住職と檀家はもっと開かれた対話を
大きい文字で見る
照井青二 秋田県
春と秋のお彼岸には檀那寺にお参りに行って、昼間はお一人でおられるご老体の坊守さんを相手に広い庫裏で肩のこらない話題で過ごす時間がたまらなく至福の一時のように思われてならない。跡継ぎのご長男はご自分のお仕事ももっている住職なのでお葬式や法事等でしかお会いすることはないし、おとき[斎]の席ではいろいろ世間話もしますが日常お寺で会ってお話する機会がないのがとても残念です。
法事は死者の追善や供養や冥福を祈るためにやるのではなく、報恩感謝と人生の意義を自覚するためにやるものだと仏教教団では説いていますが、普段から仏教を特に宗教として取り上げて勉強していない我々一般の市民感覚では「死者の冥福を祈り」「先祖の供養」をしてなにが悪い、という気持ちの方が強いと思いますし、またそのことが宗教心への出発点だと思っています。先祖を敬う心が家族の絆を強め、そしてその心が地域や社会への連帯心と広がっていく原動力になると信じていますから…。
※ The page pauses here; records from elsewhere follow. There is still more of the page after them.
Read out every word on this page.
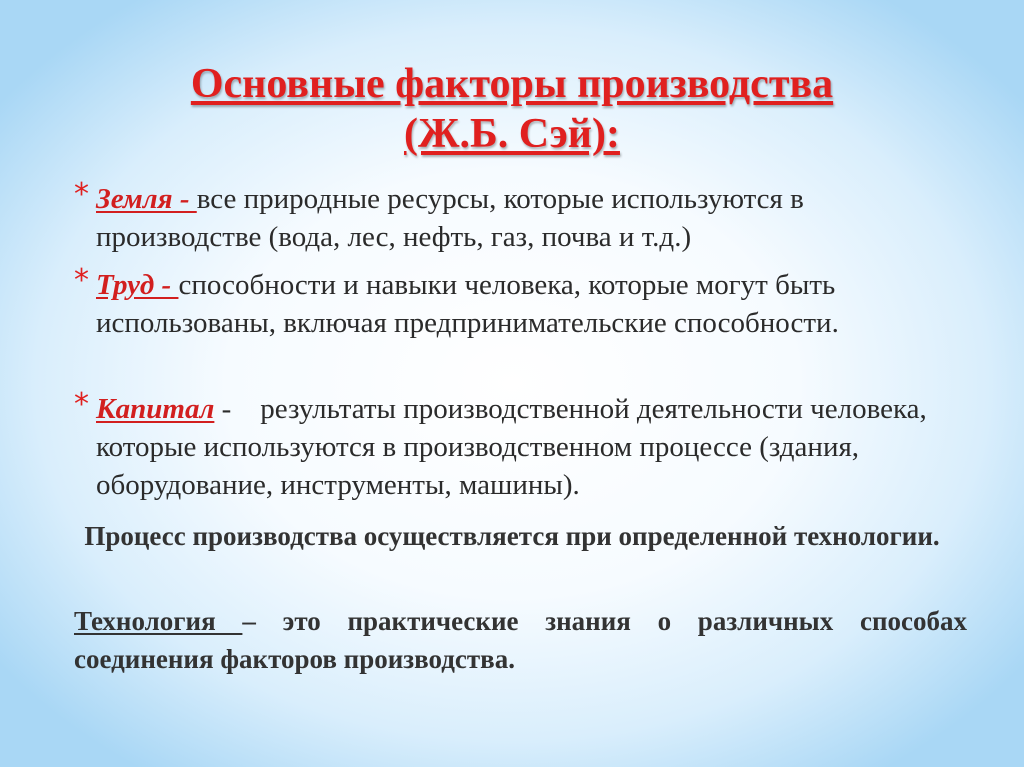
Основные факторы производства
(Ж.Б. Сэй):
* Земля - все природные ресурсы, которые используются в производстве (вода, лес, нефть, газ, почва и т.д.)
* Труд - способности и навыки человека, которые могут быть использованы, включая предпринимательские способности.
* Капитал -    результаты производственной деятельности человека, которые используются в производственном процессе (здания, оборудование, инструменты, машины).
Процесс производства осуществляется при определенной технологии.
Технология – это практические знания о различных способах соединения факторов производства.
1年に1回あるかないかの仏事で、ありがたい法話を聞くのもいいことには違いないが、そのような席では慎ましく下を向いて足の痛いのを我慢するのは仕方ないとしても、喪主の頭の中はお布施の額のことで一杯というのでは供養も冥福もありません。このような物質文明に汚染された今の社会生活において一般の人には、そもそも法話を聞く下地がないのに、そこにいきなり浄土とか真如などと説かれても戸惑うばかりではないかとも思います。われわれが本来の人間生活を取り戻すには、まず葬式仏教と揶揄されていることを逆手に、もう一度死者との関わり方をいろいろの方面から掘り下げていくことが大事なことのように思います。それを探る前提として僧侶の活動が布教を含めて、もっともっと現実の社会に直接コンタクトしたものであるべきであり、そのためにはあらゆる奉仕活動的なもの、そしてまた真の住民活動的なものも必要だろうと思います。その拠点が檀那寺であるという意識が寺側にも、また檀家側にもなければならないし、そこに集うこと自体が楽しみの場になるようにみんなで築き上げなければならないものだと思います。檀那寺の運営には檀家総代制度がありますが、総代や役員は先祖代々変わる事なく引き継がれている例が多いと思います。「継承と改革」の意義が理解できない人々の単なる世襲制では本来の仏教の意義を若い世代に継承していくことはできないでしょう。報恩講等でのお布施の多寡を本堂の長押に張り出すことだけが唯一の信心の尺度であるかのようなやり方はどこの寺でもやっていることとはいえ、そこから一歩も突き進まないことには檀家制度の未来はどうなのか?…仏事あり本堂開けり高楊枝…では困りますし、今すぐやるべきことは住職と檀家との改革に向けた開かれた対話であると信じます。